We kept walking and talking, and he was incredibly kind and humble. We continued talking about life, and I invited him up to my Bushwick photography studio. Before he left, I gave him a copy of my photo book, The Gift, and he said, “I’ll work with you next time I have a project.” A year later, he called and said, “Hey. Can we work together? My tour is starting, and it’s a big deal.” I was like, “See! I knew you were looking for me.” Then, I asked him to send me portraits of pictures he liked, and we’d work from there. It takes a while to get portraits right, and I wanted to push to envelope beyond a shot of him holding a microphone.

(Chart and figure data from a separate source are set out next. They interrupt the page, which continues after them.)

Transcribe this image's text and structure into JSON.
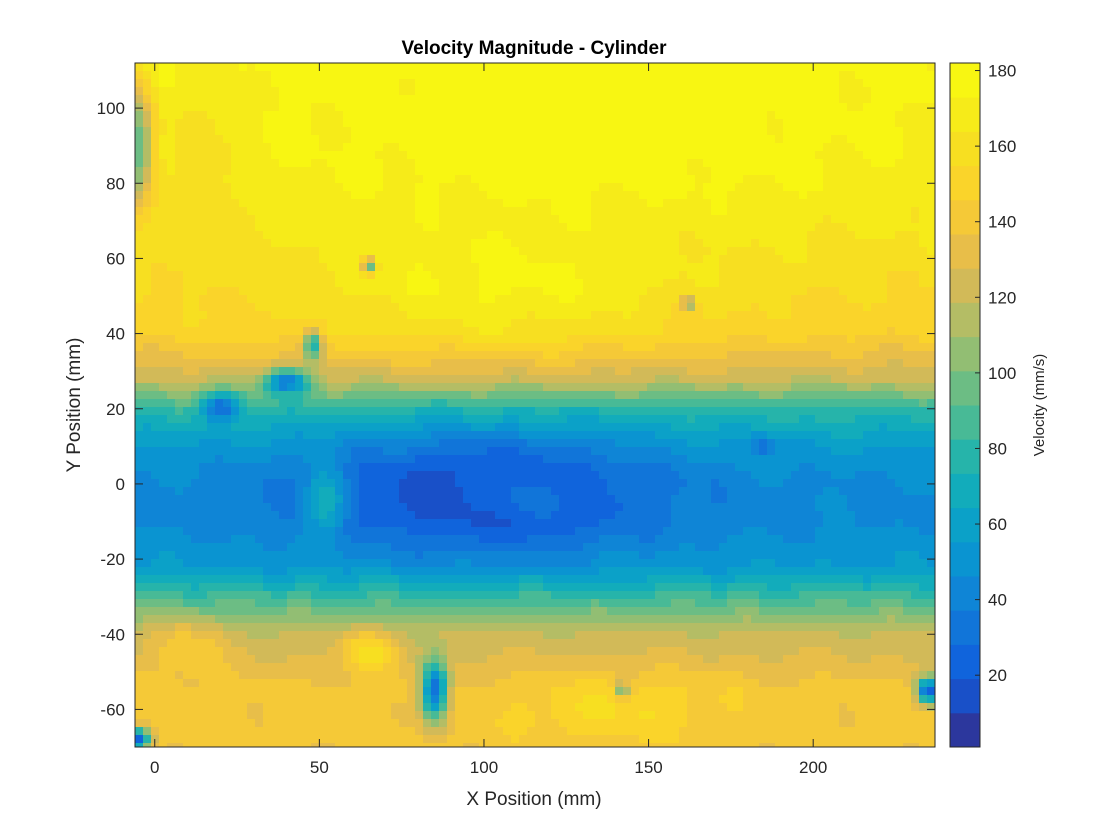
{
  "chart_data": {
    "type": "heatmap",
    "title": "Velocity Magnitude - Cylinder",
    "xlabel": "X Position (mm)",
    "ylabel": "Y Position (mm)",
    "xlim": [
      -6,
      237
    ],
    "ylim": [
      -70,
      112
    ],
    "xticks": [
      0,
      50,
      100,
      150,
      200
    ],
    "yticks": [
      -60,
      -40,
      -20,
      0,
      20,
      40,
      60,
      80,
      100
    ],
    "colorbar": {
      "label": "Velocity (mm/s)",
      "range": [
        1,
        182
      ],
      "ticks": [
        20,
        40,
        60,
        80,
        100,
        120,
        140,
        160,
        180
      ],
      "colormap": "parula",
      "levels": 20
    },
    "field": {
      "description_of_values": "velocity magnitude in mm/s",
      "background": [
        {
          "y": 112,
          "v": 175
        },
        {
          "y": 80,
          "v": 170
        },
        {
          "y": 60,
          "v": 160
        },
        {
          "y": 40,
          "v": 148
        },
        {
          "y": 28,
          "v": 120
        },
        {
          "y": 20,
          "v": 80
        },
        {
          "y": 10,
          "v": 55
        },
        {
          "y": 0,
          "v": 45
        },
        {
          "y": -10,
          "v": 45
        },
        {
          "y": -22,
          "v": 55
        },
        {
          "y": -30,
          "v": 85
        },
        {
          "y": -40,
          "v": 120
        },
        {
          "y": -55,
          "v": 140
        },
        {
          "y": -70,
          "v": 140
        }
      ],
      "features": [
        {
          "x": 100,
          "y": -3,
          "rx": 75,
          "ry": 22,
          "v": 8
        },
        {
          "x": 115,
          "y": -3,
          "rx": 35,
          "ry": 12,
          "v": 30
        },
        {
          "x": 52,
          "y": -5,
          "rx": 9,
          "ry": 14,
          "v": 70
        },
        {
          "x": 130,
          "y": 95,
          "rx": 100,
          "ry": 30,
          "v": 180
        },
        {
          "x": 105,
          "y": 55,
          "rx": 80,
          "ry": 25,
          "v": 175
        },
        {
          "x": 15,
          "y": 75,
          "rx": 14,
          "ry": 45,
          "v": 155
        },
        {
          "x": -5,
          "y": 90,
          "rx": 7,
          "ry": 25,
          "v": 90
        },
        {
          "x": 65,
          "y": 58,
          "rx": 3,
          "ry": 3,
          "v": 80
        },
        {
          "x": 162,
          "y": 48,
          "rx": 3,
          "ry": 3,
          "v": 100
        },
        {
          "x": 48,
          "y": 37,
          "rx": 4,
          "ry": 6,
          "v": 80
        },
        {
          "x": 20,
          "y": 20,
          "rx": 8,
          "ry": 6,
          "v": 30
        },
        {
          "x": 40,
          "y": 27,
          "rx": 10,
          "ry": 5,
          "v": 35
        },
        {
          "x": 185,
          "y": 10,
          "rx": 5,
          "ry": 4,
          "v": 30
        },
        {
          "x": 10,
          "y": -45,
          "rx": 15,
          "ry": 12,
          "v": 145
        },
        {
          "x": 65,
          "y": -45,
          "rx": 12,
          "ry": 8,
          "v": 160
        },
        {
          "x": 85,
          "y": -55,
          "rx": 6,
          "ry": 12,
          "v": 25
        },
        {
          "x": 140,
          "y": -60,
          "rx": 45,
          "ry": 12,
          "v": 155
        },
        {
          "x": 142,
          "y": -55,
          "rx": 3,
          "ry": 3,
          "v": 90
        },
        {
          "x": 235,
          "y": -55,
          "rx": 5,
          "ry": 5,
          "v": 20
        },
        {
          "x": -5,
          "y": -68,
          "rx": 5,
          "ry": 4,
          "v": 20
        }
      ]
    }
  }
}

During our shoot, I asked him to give me a screaming attitude, and used smoke to make it edgier. You have choices to be more like portraiture, still photography, looking at the camera or sitting, but the screaming shot was perfect. Therefore, the title, The Total Blackout Tour, came after the image—so it was a total creative collaboration.
How do you make your finances work as a full time photographer?
Most people believe that a photographer is making good money no matter what, but it’s not true. When it comes to editorial projects, magazines don’t pay much unless you’re on staff. The New York Times, The New Yorker, and Esquire cover your expenses and day rate, which is around $500, but by the time you’re done editing and retouching images, and deduct your taxes, you’re not left with much.
There’s a level of prestige shooting for these publications, so when I was starting out, it was great. However, when I’m commissioned for campaigns from creative agencies, organizations, and celebrity projects like Chris Rock’s tour, these provide for me well beyond any editorial job. I own the copyrights for my image for multiple years, and it can be renewed. I receive royalties for any marketing and promotional use of the image whether it’s used online, on a poster, T-shirt or mug. And, when images I’ve shot are part of a global campaign or worldwide tour—this helps my work reach a wider, international audience. This meaningful work also helps fund my personal projects.
Finally, you’ve launched your personal project, Women of New York. What’s the inspiration behind this?
For the past eight years, I’ve been shooting women and girls, so the idea is to create visibility through classic portraiture. One day, I woke up after the We the People campaign, and felt like, “Damn, I’m lazy—I didn’t shoot enough women.” To develop structure, I realized I need to create a book, so I’ll shoot 200 women in New York, and cut it down to 111, because I love that number, and it symbolizes oneness.
For the first time, I’m blind casting for this project. I feel like if I select women, then I’m discriminating against other women who want to participate. I’m not going to do that. So, my assistant handles the model calls I post on Instagram, and 30 women might reply, and because they’ve expressed interest, they are part of this project.
I want to give each woman who has felt defeated, unprotected, ignored or degraded, a new light to shine on her brilliance and beauty. And, for the women who have always felt empowered, despite society dismissing her in the workplace, educational institutions, media outlets, and even in her home, I want Women of New York to illuminate her strength in ways she may never have imagined.